The prefect of the Vatican’s Apostolic Signatura, effectively its Supreme Court,
said “more and more, we witness the violation of the most fundamental
norms of divine natural law, written upon every human heart by God, in
the policies and laws of nations, and in the judgments given by their
courts”.
‘Evil fruits’
‘Evil fruits’
In a sermon marking the sixth Fota international liturgical conference at a High Mass in the church of Saints Peter and Paul, he said: “We see before our eyes the evil fruits of a society which pretends to take the place of God in making its laws and in giving its judgments, of a society in which those in power decide what is right and just, according to their desires and convenience, even at the cost of perpetrating mortal harm upon their innocent and defenceless neighbours.”
It was, he said, “a society which has
abandoned its Judeo-Christian foundations, and above all, the
fundamental obedience to God’s law which safeguards the good of all. It
is a society which embraces a totalitarianism masking itself as the
‘hope,’ the ‘future’, of a nation”
Meanwhile,
Bishop of Down and Connor Noel Treanor has said the Taoiseach and
Government have “dealt a fatal blow to the legitimacy of the political
and legislative process” and “disenfranchised massive numbers of
citizens of the Republic” through their handling of debate on abortion
legislation.
Papal nuncio to Ireland Archbishop Charles Brown pointed out yesterday that “the teaching of the Catholic Church
is very clear; a person “has the right to act in conscience and in
freedom so as personally to make moral decisions. ‘He must not be forced
to act contrary to his conscience’ . . .”

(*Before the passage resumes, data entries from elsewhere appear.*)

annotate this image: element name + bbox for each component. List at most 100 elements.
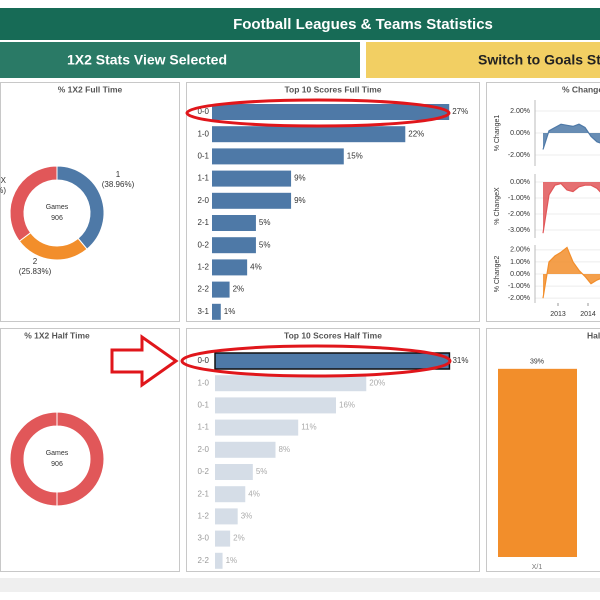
center-label: Games bbox=[46, 450, 69, 457]
bar bbox=[212, 259, 248, 276]
charts: % 1X2 Full Time 1(38.96%) 2(25.83%) X(35.21… bbox=[0, 84, 600, 571]
bar bbox=[215, 397, 336, 414]
x-tick-label: 2014 bbox=[580, 311, 596, 318]
segment-name: 1 bbox=[116, 170, 121, 179]
category-label: 1-2 bbox=[197, 512, 209, 521]
category-label: 2-0 bbox=[197, 196, 209, 205]
panel-title: % 1X2 Full Time bbox=[58, 84, 123, 94]
value-label: 1% bbox=[224, 307, 236, 316]
panel bbox=[0, 82, 180, 322]
stats-view-button[interactable] bbox=[0, 42, 360, 78]
y-tick-label: -2.00% bbox=[508, 152, 530, 159]
value-label: 5% bbox=[259, 240, 271, 249]
button-label[interactable]: 1X2 Stats View Selected bbox=[67, 52, 227, 68]
category-label: 1-0 bbox=[197, 129, 209, 138]
category-label: 1-1 bbox=[197, 174, 209, 183]
arrow bbox=[110, 334, 179, 388]
panel-content: Top 10 Scores Full Time 0-0 27% 1-0 22% 0-1 15… bbox=[197, 84, 468, 320]
value-label: 4% bbox=[248, 489, 260, 498]
value-label: 31% bbox=[452, 356, 468, 365]
value-label: 2% bbox=[233, 285, 245, 294]
value-label: 1% bbox=[226, 556, 238, 565]
bar bbox=[215, 552, 223, 569]
area bbox=[543, 247, 600, 299]
value-label: 9% bbox=[294, 196, 306, 205]
bar bbox=[215, 441, 276, 458]
y-tick-label: 0.00% bbox=[510, 271, 530, 278]
bar bbox=[212, 281, 230, 298]
category-label: 1-0 bbox=[197, 378, 209, 387]
panel-title: % Change bbox=[562, 84, 600, 94]
category-label: 0-0 bbox=[197, 356, 209, 365]
panel-title: % 1X2 Half Time bbox=[24, 330, 90, 340]
category-label: 2-2 bbox=[197, 285, 209, 294]
bar bbox=[215, 530, 231, 547]
value-label: 16% bbox=[339, 401, 355, 410]
value-label: 5% bbox=[259, 218, 271, 227]
area bbox=[543, 124, 600, 150]
bar bbox=[212, 148, 344, 165]
value-label: 15% bbox=[347, 152, 363, 161]
category-label: 2-1 bbox=[197, 489, 209, 498]
bar bbox=[215, 419, 299, 436]
value-label: 11% bbox=[301, 423, 316, 432]
bar bbox=[215, 375, 367, 392]
category-label: 0-1 bbox=[197, 152, 209, 161]
bar bbox=[498, 368, 577, 557]
y-tick-label: -1.00% bbox=[508, 195, 530, 202]
value-label: 5% bbox=[256, 467, 268, 476]
goals-view-button[interactable] bbox=[366, 42, 600, 78]
y-tick-label: 2.00% bbox=[510, 247, 530, 254]
bar bbox=[212, 303, 221, 320]
value-label: 39% bbox=[530, 359, 544, 366]
segment-label: (25.83%) bbox=[19, 267, 52, 276]
panel-content: % 1X2 Half Time Games 906 bbox=[9, 330, 105, 507]
y-tick-label: 0.00% bbox=[510, 130, 530, 137]
button-label[interactable]: Switch to Goals Statistics View bbox=[478, 52, 600, 68]
y-tick-label: -2.00% bbox=[508, 211, 530, 218]
donut-segment bbox=[9, 165, 58, 242]
title-bar bbox=[0, 8, 600, 40]
category-label: 0-0 bbox=[197, 107, 209, 116]
panel-title: Top 10 Scores Full Time bbox=[285, 84, 382, 94]
area-line bbox=[542, 182, 600, 234]
y-tick-label: 0.00% bbox=[510, 179, 530, 186]
category-label: 2-2 bbox=[197, 556, 209, 565]
area-line bbox=[542, 123, 600, 150]
series-name: % Change1 bbox=[494, 115, 501, 152]
value-label: 20% bbox=[369, 378, 385, 387]
x-tick-label: 2013 bbox=[550, 311, 566, 318]
value-label: 9% bbox=[294, 174, 306, 183]
category-label: 3-0 bbox=[197, 534, 209, 543]
center-value: 906 bbox=[51, 215, 63, 222]
value-label: 2% bbox=[233, 534, 245, 543]
area bbox=[543, 182, 600, 234]
panel-content: Half Time 39% X/1 bbox=[498, 330, 600, 571]
y-tick-label: 2.00% bbox=[510, 108, 530, 115]
segment-name: X bbox=[1, 176, 7, 185]
bar bbox=[215, 486, 246, 503]
segment-name: 2 bbox=[33, 257, 38, 266]
value-label: 22% bbox=[408, 129, 424, 138]
segment-label: (35.21%) bbox=[0, 186, 6, 195]
bar bbox=[212, 170, 292, 187]
bar bbox=[215, 464, 253, 480]
area-line bbox=[542, 246, 600, 299]
category-label: 0-2 bbox=[197, 467, 209, 476]
value-label: 4% bbox=[250, 263, 262, 272]
panel-content: Top 10 Scores Half Time 0-0 31% 1-0 20% 0-1 16… bbox=[197, 330, 468, 569]
segment-label: (38.96%) bbox=[102, 180, 135, 189]
footer-strip bbox=[0, 578, 600, 592]
category-label: 3-1 bbox=[197, 307, 209, 316]
panel-content: % 1X2 Full Time 1(38.96%) 2(25.83%) X(35.21… bbox=[0, 84, 135, 276]
bar bbox=[214, 352, 451, 370]
value-label: 3% bbox=[241, 512, 253, 521]
category-label: 2-0 bbox=[197, 445, 209, 454]
value-label: 27% bbox=[452, 107, 468, 116]
center-label: Games bbox=[46, 204, 69, 211]
category-label: 1-1 bbox=[197, 423, 209, 432]
bar bbox=[212, 104, 450, 120]
value-label: 8% bbox=[279, 445, 291, 454]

He noted too that Ireland’s
Constitution “explicitly states that freedom of conscience is guaranteed
to every citizen”.
Speaking yesterday at a
ceremony in Co Down, Bishop Treanor hailed “the courage of those TDs,
men and women, in Dáil Éireann who refuse to bend to weavers of party
political mantras, who recognise that the Taoiseach and the Government
have failed to engage with key and substantive issues raised in reasoned
comment on both grounds of pure reason as well as on grounds linking
human reason and Christian faith”.
He added, “this
failure has seriously impoverished the quality of the public and
political debate. It has dealt a fatal blow to the legitimacy of the
political and legislative process. It has, I believe, disenfranchised
massive numbers of citizens of the Republic.”